In so saying, we observe that at the time the deputy entered his order setting the attorney fee award, which was based in part on an AWW amount later reversed, the earlier order fixing the AWW was merely voidable. The rule is that an order or judgment that is only voidable will constitute a bar to later litigation for res judi-cata purposes, unless the order or judgment is reversed, in which event no bar may be claimed under it. See General Portland Land Development Co. v. Stevens, 356 So.2d 840, 842 (Fla. 4th DCA 1978); 32 Fla.Jur.2d Judgments and Decrees § 146 (1981); Annotation, 9 ALR2d 984 (1950). Indeed, despite the fact that a former judgment may have been presumptively correct when it later is relied upon, once it is reversed, “the better practice ... [is] to reverse the judgment in the second case, even though it was correct when rendered.” 9 ALR 2d at 1014-1015.

The dc in the same order also reserved jurisdiction to award additional attorney’s fees for future medical benefits. Although claimant offered expert testimony as to the likelihood of his needing future medical treatment, no estimate was offered regarding what the reasonably predictable costs of future medical treatment would be during claimant’s anticipated lifetime. Instead, the dc reserved jurisdiction to determine the extent of the claimant’s future *535illness. By his reservation of jurisdiction, the deputy apparently considered that the claimant’s attorney could periodically come back for additional attorney’s fees during claimant’s lifetime, after proof had been adduced establishing the value of medical services. Such a procedure is clearly viola-tive of the rule proscribing interim awards of attorney’s fees. It “overly emphasizes the contingency aspect of a fee award.” Samper, 481 So.2d at 90. The dc has no authority to reserve jurisdiction in order to award attorney’s fees for possible, additional medical benefits secured at some time in the future to claimant through his attorney’s efforts. Nevertheless, he may on remand give claimant the opportunity to attempt to prove the reasonably predictable value of future medical expenses, and, if a reasonable value can be ascertained, the amount may be included in the total benefits secured to the claimant through the attorney’s services as a factor to be considered in assessing a reasonable attorney fee against the e/c.
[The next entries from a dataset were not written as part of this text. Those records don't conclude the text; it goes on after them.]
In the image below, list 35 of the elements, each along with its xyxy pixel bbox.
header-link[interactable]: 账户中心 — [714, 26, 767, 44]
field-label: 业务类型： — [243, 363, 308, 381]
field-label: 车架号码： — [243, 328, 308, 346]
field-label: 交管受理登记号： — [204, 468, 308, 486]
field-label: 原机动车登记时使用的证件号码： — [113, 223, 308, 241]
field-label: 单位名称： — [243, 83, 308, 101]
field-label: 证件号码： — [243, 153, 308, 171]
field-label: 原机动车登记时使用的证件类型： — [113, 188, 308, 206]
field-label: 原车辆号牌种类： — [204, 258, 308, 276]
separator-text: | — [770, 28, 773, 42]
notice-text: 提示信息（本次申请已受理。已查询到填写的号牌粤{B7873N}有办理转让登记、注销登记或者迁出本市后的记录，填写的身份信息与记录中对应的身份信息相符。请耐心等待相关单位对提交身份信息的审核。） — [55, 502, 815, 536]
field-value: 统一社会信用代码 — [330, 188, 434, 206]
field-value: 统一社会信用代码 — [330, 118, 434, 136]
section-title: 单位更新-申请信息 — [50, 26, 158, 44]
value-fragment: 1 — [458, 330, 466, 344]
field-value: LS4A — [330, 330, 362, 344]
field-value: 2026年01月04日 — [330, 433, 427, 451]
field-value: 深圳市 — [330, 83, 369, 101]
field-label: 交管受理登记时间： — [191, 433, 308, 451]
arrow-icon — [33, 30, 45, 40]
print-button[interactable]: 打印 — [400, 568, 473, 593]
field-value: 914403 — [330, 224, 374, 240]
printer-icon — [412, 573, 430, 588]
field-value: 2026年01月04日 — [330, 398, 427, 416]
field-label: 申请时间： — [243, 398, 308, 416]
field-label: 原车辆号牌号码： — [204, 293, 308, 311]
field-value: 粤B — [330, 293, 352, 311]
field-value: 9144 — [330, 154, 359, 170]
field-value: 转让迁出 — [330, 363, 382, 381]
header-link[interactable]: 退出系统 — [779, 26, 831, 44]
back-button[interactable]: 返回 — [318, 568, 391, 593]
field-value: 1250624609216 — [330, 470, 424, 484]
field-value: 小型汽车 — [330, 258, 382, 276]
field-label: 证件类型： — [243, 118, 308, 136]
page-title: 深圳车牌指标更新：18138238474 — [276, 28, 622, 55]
Because of our vacation of the order on review, we do not reach the issue challenging the excessiveness of the amount of the fee awarded.
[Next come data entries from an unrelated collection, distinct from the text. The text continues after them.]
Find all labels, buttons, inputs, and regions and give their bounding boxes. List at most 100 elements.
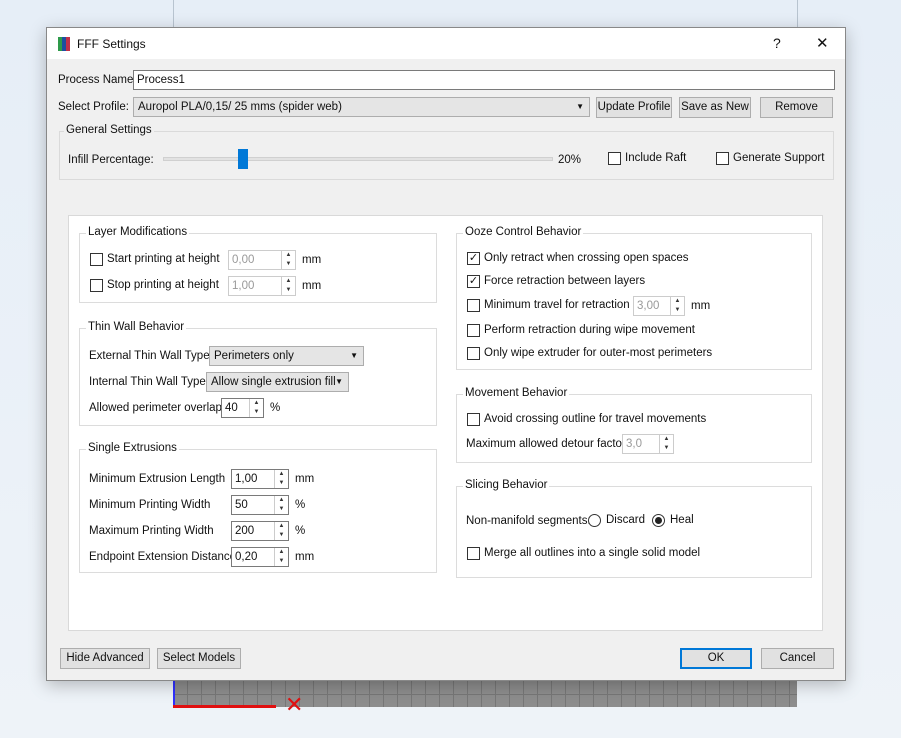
perimeter-overlap-value: 40 [225, 402, 238, 414]
single-extrusion-label: Endpoint Extension Distance [89, 551, 237, 563]
spin-arrows-icon[interactable]: ▲ ▼ [659, 435, 673, 453]
remove-button[interactable]: Remove [760, 97, 833, 118]
help-button[interactable]: ? [773, 35, 781, 51]
stop-height-spinbox[interactable]: 1,00 ▲ ▼ [228, 276, 296, 296]
chevron-down-icon: ▼ [335, 377, 343, 386]
chevron-down-icon: ▼ [350, 351, 358, 360]
movement-behavior-group: Movement Behavior Avoid crossing outline… [456, 387, 812, 463]
fff-settings-dialog: FFF Settings ? ✕ Process Name: Process1 … [46, 27, 846, 681]
generate-support-checkbox[interactable] [716, 152, 729, 165]
single-extrusions-group: Single Extrusions Minimum Extrusion Leng… [79, 442, 437, 573]
start-height-spinbox[interactable]: 0,00 ▲ ▼ [228, 250, 296, 270]
profile-select[interactable]: Auropol PLA/0,15/ 25 mms (spider web) ▼ [133, 97, 590, 117]
start-height-label: Start printing at height [107, 253, 220, 265]
bed-edge-left [173, 0, 174, 30]
spin-arrows-icon[interactable]: ▲ ▼ [274, 496, 288, 514]
infill-label: Infill Percentage: [68, 154, 154, 166]
stop-height-value: 1,00 [232, 280, 255, 292]
select-profile-label: Select Profile: [58, 101, 129, 113]
save-as-new-button[interactable]: Save as New [679, 97, 751, 118]
layer-modifications-title: Layer Modifications [86, 226, 190, 238]
single-extrusion-label: Minimum Printing Width [89, 499, 211, 511]
external-thin-wall-select[interactable]: Perimeters only ▼ [209, 346, 364, 366]
bed-edge-right [797, 0, 798, 30]
single-extrusion-label: Maximum Printing Width [89, 525, 214, 537]
min-travel-checkbox[interactable] [467, 299, 480, 312]
dialog-title: FFF Settings [77, 37, 146, 51]
perimeter-overlap-spinbox[interactable]: 40 ▲ ▼ [221, 398, 264, 418]
include-raft-label: Include Raft [625, 152, 687, 164]
thin-wall-title: Thin Wall Behavior [86, 321, 187, 333]
stop-height-label: Stop printing at height [107, 279, 219, 291]
single-extrusion-spinbox[interactable]: 1,00 ▲ ▼ [231, 469, 289, 489]
detour-factor-spinbox[interactable]: 3,0 ▲ ▼ [622, 434, 674, 454]
single-extrusion-label: Minimum Extrusion Length [89, 473, 226, 485]
advanced-tab-panel: Layer Modifications Start printing at he… [68, 215, 823, 631]
force-retract-label: Force retraction between layers [484, 275, 646, 287]
discard-radio[interactable] [588, 514, 601, 527]
ok-button[interactable]: OK [680, 648, 752, 669]
ooze-control-group: Ooze Control Behavior ✓ Only retract whe… [456, 226, 812, 370]
wipe-outer-label: Only wipe extruder for outer-most perime… [484, 347, 713, 359]
single-extrusion-unit: % [295, 525, 306, 537]
start-height-value: 0,00 [232, 254, 255, 266]
unit-mm: mm [302, 254, 322, 266]
single-extrusion-unit: % [295, 499, 306, 511]
force-retract-checkbox[interactable]: ✓ [467, 275, 480, 288]
hide-advanced-button[interactable]: Hide Advanced [60, 648, 150, 669]
external-thin-wall-value: Perimeters only [214, 350, 294, 362]
spin-arrows-icon[interactable]: ▲ ▼ [281, 277, 295, 295]
detour-factor-label: Maximum allowed detour factor [466, 438, 626, 450]
unit-mm: mm [302, 280, 322, 292]
avoid-crossing-checkbox[interactable] [467, 413, 480, 426]
infill-slider-track[interactable] [163, 157, 553, 161]
general-settings-title: General Settings [64, 124, 154, 136]
single-extrusion-unit: mm [295, 473, 315, 485]
x-axis-line [173, 705, 276, 708]
merge-outlines-label: Merge all outlines into a single solid m… [484, 547, 701, 559]
internal-thin-wall-select[interactable]: Allow single extrusion fill ▼ [206, 372, 349, 392]
start-height-checkbox[interactable] [90, 253, 103, 266]
slicing-behavior-group: Slicing Behavior Non-manifold segments: … [456, 479, 812, 578]
merge-outlines-checkbox[interactable] [467, 547, 480, 560]
unit-percent: % [270, 402, 281, 414]
stop-height-checkbox[interactable] [90, 279, 103, 292]
title-bar: FFF Settings ? ✕ [47, 28, 845, 59]
min-travel-value: 3,00 [637, 300, 660, 312]
single-extrusion-spinbox[interactable]: 0,20 ▲ ▼ [231, 547, 289, 567]
heal-label: Heal [670, 514, 694, 526]
min-travel-spinbox[interactable]: 3,00 ▲ ▼ [633, 296, 685, 316]
select-models-button[interactable]: Select Models [157, 648, 241, 669]
spin-arrows-icon[interactable]: ▲ ▼ [670, 297, 684, 315]
infill-value: 20% [558, 154, 582, 166]
process-name-input[interactable]: Process1 [133, 70, 835, 90]
wipe-retraction-checkbox[interactable] [467, 324, 480, 337]
heal-radio[interactable] [652, 514, 665, 527]
generate-support-label: Generate Support [733, 152, 825, 164]
only-retract-label: Only retract when crossing open spaces [484, 252, 689, 264]
only-retract-checkbox[interactable]: ✓ [467, 252, 480, 265]
spin-arrows-icon[interactable]: ▲ ▼ [249, 399, 263, 417]
spin-arrows-icon[interactable]: ▲ ▼ [281, 251, 295, 269]
include-raft-checkbox[interactable] [608, 152, 621, 165]
non-manifold-label: Non-manifold segments: [466, 515, 591, 527]
single-extrusion-value: 0,20 [235, 551, 258, 563]
spin-arrows-icon[interactable]: ▲ ▼ [274, 548, 288, 566]
cancel-button[interactable]: Cancel [761, 648, 834, 669]
discard-label: Discard [606, 514, 645, 526]
update-profile-button[interactable]: Update Profile [596, 97, 672, 118]
min-travel-label: Minimum travel for retraction [484, 299, 630, 311]
close-icon[interactable]: ✕ [816, 34, 829, 52]
single-extrusion-value: 200 [235, 525, 255, 537]
spin-arrows-icon[interactable]: ▲ ▼ [274, 470, 288, 488]
single-extrusion-spinbox[interactable]: 50 ▲ ▼ [231, 495, 289, 515]
spin-arrows-icon[interactable]: ▲ ▼ [274, 522, 288, 540]
single-extrusion-spinbox[interactable]: 200 ▲ ▼ [231, 521, 289, 541]
layer-modifications-group: Layer Modifications Start printing at he… [79, 226, 437, 303]
single-extrusion-value: 50 [235, 499, 248, 511]
infill-slider-thumb[interactable] [238, 149, 248, 169]
internal-thin-wall-value: Allow single extrusion fill [211, 376, 336, 388]
wipe-outer-checkbox[interactable] [467, 347, 480, 360]
slicing-behavior-title: Slicing Behavior [463, 479, 550, 491]
general-settings-group: General Settings Infill Percentage: 20% … [59, 124, 834, 180]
The order is vacated and the case remanded for further proceedings.

SHIVERS and ZEHMER, JJ., concur.

. The dc’s order states that both parties stipulated to his reservation of jurisdiction to award an additional attorney’s fee if the appellate court should find the claimant was entitled to a higher AWW. Since a stipulation cannot vest a dc with jurisdiction that he does not possess, we find that the stipulation in the instant case was without effect.